The book, from which the title is culled, discusses the difficulties and differences between the sexes within relationships essentially surmising that they are as beings from separate planets. The complexities of professional relationships within hospitals, which may (or may not) be the basis of my Action Research thesis, I believe mirrors this disparity. Managers and clinicians are as different as beings from another planet; Managers are from Mars and Clinicians are from Venus.
The academic literature is not awash with discourses on this matter.

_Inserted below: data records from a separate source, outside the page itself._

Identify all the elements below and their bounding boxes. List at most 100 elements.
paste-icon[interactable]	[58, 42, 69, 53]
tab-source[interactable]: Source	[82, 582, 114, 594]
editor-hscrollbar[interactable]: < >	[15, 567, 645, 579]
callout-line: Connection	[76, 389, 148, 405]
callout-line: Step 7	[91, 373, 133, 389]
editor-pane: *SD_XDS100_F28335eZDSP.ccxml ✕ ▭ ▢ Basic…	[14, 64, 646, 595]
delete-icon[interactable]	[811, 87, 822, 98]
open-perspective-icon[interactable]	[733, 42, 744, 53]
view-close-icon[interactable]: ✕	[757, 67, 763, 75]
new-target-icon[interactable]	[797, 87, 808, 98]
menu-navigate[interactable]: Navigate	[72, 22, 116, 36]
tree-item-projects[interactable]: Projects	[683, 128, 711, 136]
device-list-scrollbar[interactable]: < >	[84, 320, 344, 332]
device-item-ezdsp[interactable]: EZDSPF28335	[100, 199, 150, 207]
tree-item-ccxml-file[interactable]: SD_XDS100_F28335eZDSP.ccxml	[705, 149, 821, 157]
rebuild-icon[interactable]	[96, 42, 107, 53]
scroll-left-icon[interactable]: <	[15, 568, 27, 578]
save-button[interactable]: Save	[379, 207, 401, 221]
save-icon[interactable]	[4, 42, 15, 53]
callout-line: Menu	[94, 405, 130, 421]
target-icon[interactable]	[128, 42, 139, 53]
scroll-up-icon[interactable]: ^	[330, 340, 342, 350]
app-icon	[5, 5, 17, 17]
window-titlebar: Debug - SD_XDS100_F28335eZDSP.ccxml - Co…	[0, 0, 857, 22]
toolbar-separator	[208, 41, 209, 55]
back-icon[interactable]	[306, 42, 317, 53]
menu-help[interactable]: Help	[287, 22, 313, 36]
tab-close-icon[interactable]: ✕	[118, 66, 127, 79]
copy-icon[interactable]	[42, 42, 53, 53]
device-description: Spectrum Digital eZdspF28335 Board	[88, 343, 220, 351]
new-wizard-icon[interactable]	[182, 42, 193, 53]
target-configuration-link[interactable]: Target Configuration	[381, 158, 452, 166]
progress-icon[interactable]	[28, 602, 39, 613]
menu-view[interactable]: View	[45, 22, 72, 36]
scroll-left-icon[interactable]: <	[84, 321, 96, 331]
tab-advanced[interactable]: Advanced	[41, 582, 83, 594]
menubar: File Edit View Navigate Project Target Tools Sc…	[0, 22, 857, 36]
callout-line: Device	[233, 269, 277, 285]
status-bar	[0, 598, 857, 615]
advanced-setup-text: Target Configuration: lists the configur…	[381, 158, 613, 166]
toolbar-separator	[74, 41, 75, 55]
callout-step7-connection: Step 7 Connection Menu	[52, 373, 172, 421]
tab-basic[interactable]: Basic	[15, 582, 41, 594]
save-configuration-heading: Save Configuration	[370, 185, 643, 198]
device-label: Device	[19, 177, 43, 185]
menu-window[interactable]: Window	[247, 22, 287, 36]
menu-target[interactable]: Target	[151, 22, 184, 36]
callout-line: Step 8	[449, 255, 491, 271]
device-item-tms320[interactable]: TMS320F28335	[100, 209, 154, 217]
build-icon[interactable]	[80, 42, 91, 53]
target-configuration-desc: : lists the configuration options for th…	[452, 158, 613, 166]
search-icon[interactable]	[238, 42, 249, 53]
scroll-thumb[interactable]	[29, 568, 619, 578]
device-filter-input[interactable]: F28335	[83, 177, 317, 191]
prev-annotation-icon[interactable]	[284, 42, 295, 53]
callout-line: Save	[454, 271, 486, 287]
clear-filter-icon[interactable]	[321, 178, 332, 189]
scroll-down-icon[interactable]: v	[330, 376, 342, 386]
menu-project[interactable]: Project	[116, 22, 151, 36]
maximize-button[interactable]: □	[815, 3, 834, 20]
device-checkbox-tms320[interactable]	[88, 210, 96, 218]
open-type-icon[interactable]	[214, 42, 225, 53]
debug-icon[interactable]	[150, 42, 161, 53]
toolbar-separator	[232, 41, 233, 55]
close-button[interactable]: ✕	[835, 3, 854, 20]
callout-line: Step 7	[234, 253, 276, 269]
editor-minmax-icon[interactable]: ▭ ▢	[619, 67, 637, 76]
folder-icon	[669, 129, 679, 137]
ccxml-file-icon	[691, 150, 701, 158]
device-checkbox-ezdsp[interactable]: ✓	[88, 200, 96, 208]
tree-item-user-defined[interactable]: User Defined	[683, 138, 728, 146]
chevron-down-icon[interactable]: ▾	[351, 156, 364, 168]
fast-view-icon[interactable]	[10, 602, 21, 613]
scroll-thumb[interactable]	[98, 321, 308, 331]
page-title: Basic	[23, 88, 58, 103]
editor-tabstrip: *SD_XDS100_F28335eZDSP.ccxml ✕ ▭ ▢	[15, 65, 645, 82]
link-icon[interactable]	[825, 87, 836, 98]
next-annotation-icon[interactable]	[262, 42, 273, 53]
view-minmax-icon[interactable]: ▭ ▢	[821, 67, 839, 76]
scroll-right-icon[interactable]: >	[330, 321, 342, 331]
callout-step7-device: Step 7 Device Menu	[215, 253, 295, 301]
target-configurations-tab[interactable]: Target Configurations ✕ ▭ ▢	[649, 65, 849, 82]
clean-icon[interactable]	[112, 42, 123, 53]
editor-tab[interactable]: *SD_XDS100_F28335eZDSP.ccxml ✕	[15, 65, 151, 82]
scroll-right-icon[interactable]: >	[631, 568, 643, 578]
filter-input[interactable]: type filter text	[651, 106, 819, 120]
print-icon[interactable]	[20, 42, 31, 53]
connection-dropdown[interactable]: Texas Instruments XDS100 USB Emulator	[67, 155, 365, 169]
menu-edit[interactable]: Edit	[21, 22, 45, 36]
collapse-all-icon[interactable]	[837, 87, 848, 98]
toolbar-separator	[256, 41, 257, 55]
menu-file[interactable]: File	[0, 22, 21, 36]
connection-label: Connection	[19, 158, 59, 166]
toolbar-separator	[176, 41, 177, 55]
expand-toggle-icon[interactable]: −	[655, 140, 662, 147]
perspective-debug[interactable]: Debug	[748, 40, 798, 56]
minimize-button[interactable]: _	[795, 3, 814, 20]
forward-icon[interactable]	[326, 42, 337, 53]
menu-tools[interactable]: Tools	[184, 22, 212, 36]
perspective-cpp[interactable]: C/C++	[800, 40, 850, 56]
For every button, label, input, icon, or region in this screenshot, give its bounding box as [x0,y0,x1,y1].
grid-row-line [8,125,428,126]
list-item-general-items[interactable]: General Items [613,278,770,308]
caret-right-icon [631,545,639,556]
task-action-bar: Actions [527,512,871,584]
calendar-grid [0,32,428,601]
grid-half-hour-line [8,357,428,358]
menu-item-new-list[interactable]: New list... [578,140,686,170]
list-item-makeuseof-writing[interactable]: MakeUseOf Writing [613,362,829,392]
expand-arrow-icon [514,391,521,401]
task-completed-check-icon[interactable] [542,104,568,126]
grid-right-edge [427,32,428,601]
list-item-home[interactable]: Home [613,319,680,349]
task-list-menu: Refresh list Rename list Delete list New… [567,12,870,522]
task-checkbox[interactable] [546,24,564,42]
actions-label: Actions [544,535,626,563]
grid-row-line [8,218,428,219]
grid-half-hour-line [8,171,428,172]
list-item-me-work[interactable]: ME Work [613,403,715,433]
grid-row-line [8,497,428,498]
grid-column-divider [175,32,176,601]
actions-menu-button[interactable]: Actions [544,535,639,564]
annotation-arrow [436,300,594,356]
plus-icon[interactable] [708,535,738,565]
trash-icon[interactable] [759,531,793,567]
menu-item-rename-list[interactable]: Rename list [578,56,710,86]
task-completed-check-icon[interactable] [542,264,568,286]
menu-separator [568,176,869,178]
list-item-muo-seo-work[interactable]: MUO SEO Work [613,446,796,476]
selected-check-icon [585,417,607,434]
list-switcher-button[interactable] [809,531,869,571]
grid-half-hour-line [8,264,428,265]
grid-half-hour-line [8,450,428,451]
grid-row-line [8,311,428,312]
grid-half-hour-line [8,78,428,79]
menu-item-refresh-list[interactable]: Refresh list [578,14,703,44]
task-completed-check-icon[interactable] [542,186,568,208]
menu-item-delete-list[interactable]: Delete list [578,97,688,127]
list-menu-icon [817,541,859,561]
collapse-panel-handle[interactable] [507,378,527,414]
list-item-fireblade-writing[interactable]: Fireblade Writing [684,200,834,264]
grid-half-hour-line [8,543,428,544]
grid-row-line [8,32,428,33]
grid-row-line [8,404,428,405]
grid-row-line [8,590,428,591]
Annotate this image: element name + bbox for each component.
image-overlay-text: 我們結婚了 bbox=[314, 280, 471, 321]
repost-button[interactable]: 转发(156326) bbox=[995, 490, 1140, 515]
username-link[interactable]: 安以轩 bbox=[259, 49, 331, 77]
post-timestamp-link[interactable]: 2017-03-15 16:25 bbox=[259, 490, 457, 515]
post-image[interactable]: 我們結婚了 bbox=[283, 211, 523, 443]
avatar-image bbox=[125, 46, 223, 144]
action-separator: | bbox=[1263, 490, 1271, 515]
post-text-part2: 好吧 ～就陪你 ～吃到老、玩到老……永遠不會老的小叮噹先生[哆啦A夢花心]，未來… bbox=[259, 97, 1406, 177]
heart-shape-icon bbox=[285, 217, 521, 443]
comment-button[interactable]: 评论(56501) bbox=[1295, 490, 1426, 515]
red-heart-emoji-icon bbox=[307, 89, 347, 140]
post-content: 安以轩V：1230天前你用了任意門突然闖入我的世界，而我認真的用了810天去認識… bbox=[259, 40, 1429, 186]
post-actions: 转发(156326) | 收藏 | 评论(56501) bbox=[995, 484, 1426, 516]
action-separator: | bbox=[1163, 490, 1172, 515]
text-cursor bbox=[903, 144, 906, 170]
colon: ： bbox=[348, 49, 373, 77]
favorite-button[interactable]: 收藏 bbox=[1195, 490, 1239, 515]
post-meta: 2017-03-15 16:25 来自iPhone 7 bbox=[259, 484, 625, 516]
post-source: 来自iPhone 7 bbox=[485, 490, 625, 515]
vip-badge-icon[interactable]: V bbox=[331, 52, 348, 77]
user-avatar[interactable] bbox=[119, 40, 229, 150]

As I work through this I am grateful to various colleagues for their support and notification of individual papers and particular to Ed for unearthing this article from Amer Kaissi: Manager-Physician Relationships- An Organizational Theory Perspective, The Health Care Manager Volume 24, Number 2, pp. 165-176
Although the paper is written from an American perspective it has a lot to say that is relevant to the almost diametrically opposite cultural stances of British clinicians and managers. The table below summarises some of those differences.
| Area | Managers | Physicians | ||
| Central logic | Rationalization, efficiency | Collegial control, expertise | ||
| View of work | Make a living | Work is living | ||
| Values | ||||
| Primary loyalty | To the organization | To the patient | ||
| Responsibility | Shared | Personal | ||
| Tolerance for ambiguity | High | Low | ||
| Patient focus | Broad | Narrow | ||
| Time frame of action | Middle-long | Short | ||
| View of resources | limited | Unlimited | ||
| Artefacts | ||||
| Basis of knowledge | Social and management sciences | Biomedical sciences | ||
| Exposure to others while in training | Little | Great | ||
| Relationships | Hierarchical | Collegial | ||
| Career development | Hierarchical advancement | Achievement | ||
| Vocabulary | Cost, benefit, revenue | Quality, patient outcomes |
Perhaps, like the book of the title, some of the findings and statements of this paper may appear somewhat obvious. These differences will clearly affect many clinician-manager interactions, even without ladders of inference. The ability to recognise and work effectively with (or despite) such differences requires insight, skill and patience. On both sides.
What do you think? Are managers from Mars and clinicians from Venus? Despite being so different can you see how the two can work effectively together?